Grace is a census-designated place and unincorporated community in Issaquena County, Mississippi, United States. It is located several miles northeast of Mayersville.

Grace has a post office with the ZIP code 38745.

Per the 2020 Census, the population was 77.

==History==
Grace is located on the former Yazoo and Mississippi Valley Railroad. In 1910, Grace was home to five general stores, a grocery store, a blacksmith, and a drug store.

Grace Mounds, which are listed on the Mississippi Mound Trail, are located near Grace.

==Demographics==

Grace was first listed as a census designated place in the 2020 U.S. census.

Historical population
| Census | Pop. | Note | %± |
| 2020 | 77 |  | — |
U.S. Decennial Census 2020

===2020 census===

Grace CDP, Mississippi – Racial and ethnic composition Note: the US Census treats Hispanic/Latino as an ethnic category. This table excludes Latinos from the racial categories and assigns them to a separate category.

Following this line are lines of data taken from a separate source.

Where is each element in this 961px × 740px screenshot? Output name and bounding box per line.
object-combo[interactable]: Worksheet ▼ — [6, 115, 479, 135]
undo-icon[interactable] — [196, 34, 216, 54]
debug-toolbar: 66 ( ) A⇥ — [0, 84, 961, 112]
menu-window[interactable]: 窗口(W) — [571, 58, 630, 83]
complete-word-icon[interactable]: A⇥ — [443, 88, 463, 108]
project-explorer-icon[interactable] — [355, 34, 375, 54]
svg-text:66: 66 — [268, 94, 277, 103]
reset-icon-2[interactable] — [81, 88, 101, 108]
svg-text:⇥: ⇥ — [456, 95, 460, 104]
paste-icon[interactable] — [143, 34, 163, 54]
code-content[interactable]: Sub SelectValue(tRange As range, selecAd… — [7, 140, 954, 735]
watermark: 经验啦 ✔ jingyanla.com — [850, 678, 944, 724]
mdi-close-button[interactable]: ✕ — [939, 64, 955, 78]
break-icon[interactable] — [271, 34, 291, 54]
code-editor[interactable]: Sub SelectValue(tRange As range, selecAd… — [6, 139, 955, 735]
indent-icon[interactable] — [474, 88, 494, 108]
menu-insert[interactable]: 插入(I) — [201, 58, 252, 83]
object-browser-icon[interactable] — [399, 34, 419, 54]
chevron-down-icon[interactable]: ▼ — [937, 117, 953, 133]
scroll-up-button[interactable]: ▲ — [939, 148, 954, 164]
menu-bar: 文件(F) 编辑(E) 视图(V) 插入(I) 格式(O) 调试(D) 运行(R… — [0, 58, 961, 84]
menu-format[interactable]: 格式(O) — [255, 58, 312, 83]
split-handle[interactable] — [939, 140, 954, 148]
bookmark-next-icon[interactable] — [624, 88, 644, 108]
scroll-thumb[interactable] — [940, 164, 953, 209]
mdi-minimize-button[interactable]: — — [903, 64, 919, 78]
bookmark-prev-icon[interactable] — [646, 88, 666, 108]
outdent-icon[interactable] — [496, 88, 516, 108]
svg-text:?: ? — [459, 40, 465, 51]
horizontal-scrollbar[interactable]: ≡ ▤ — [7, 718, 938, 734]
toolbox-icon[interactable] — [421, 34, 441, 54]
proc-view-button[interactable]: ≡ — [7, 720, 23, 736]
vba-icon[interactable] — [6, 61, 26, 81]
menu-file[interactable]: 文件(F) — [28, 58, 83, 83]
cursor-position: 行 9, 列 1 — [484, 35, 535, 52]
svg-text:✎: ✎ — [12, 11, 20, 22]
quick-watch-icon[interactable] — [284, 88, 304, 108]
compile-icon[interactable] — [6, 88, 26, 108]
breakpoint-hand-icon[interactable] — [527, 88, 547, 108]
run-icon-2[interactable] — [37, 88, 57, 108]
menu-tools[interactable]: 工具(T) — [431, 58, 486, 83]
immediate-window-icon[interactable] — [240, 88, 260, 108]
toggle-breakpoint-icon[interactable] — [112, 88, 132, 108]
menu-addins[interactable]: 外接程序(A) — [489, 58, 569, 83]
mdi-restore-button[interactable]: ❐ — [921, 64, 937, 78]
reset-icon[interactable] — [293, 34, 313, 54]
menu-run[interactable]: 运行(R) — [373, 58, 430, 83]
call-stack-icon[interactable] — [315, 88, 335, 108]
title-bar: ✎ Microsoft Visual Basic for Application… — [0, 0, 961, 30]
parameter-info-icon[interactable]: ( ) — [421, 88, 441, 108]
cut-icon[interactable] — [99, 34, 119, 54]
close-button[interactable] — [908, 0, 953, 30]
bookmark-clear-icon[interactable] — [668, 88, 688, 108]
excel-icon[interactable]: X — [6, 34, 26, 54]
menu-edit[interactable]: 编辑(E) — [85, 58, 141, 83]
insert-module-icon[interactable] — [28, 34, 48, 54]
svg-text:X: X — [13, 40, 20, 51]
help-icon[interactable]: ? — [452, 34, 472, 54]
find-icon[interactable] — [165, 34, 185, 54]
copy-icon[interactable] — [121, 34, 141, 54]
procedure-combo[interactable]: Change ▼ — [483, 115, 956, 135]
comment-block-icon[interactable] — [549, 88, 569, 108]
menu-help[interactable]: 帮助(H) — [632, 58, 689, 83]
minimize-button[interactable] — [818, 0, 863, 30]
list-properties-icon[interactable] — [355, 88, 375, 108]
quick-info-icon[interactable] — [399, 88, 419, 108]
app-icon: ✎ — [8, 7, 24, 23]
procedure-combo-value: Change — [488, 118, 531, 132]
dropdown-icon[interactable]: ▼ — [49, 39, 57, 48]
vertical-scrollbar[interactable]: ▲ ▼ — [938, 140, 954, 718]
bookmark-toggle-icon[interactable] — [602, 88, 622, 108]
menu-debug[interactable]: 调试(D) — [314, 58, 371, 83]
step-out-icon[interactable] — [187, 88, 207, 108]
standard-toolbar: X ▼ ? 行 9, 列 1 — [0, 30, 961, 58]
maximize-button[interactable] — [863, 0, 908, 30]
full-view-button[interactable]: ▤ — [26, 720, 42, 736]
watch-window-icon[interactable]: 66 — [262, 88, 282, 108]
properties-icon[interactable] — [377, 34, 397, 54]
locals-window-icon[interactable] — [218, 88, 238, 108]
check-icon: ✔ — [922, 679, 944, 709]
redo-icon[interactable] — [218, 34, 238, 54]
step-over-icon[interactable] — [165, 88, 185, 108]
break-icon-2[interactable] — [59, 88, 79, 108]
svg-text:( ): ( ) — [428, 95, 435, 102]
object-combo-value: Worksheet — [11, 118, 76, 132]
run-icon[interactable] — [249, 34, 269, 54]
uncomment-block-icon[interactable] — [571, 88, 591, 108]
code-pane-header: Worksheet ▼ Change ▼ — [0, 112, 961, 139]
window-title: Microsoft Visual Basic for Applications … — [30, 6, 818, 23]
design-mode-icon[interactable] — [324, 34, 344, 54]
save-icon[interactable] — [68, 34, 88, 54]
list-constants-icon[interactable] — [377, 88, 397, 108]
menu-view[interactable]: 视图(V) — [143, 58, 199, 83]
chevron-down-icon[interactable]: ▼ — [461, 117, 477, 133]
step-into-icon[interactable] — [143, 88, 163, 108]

Hispanics/Latinos may be of any race.
| Race / Ethnicity (NH = Non-Hispanic) | Pop 2020 | % 2020 |
|---|---|---|
| White alone (NH) | 18 | 23.38% |
| Black or African American alone (NH) | 56 | 72.73% |
| Native American or Alaska Native alone (NH) | 0 | 0.00% |
| Asian alone (NH) | 1 | 1.30% |
| Native Hawaiian or Pacific Islander alone (NH) | 0 | 0.00% |
| Other race alone (NH) | 0 | 0.00% |
| Mixed race or Multiracial (NH) | 1 | 1.30% |
| Hispanic or Latino (any race) | 1 | 1.30% |
| Total | 77 | 100.00% |

==Climate==
The climate in this area is characterized by relatively high temperatures and evenly distributed precipitation throughout the year. According to the Köppen Climate Classification system, Grace has a Humid subtropical climate, abbreviated "Cfa" on climate maps.

==Education==
Most of Grace is in the South Delta School District (which operates South Delta High School) while some is in the Western Line School District.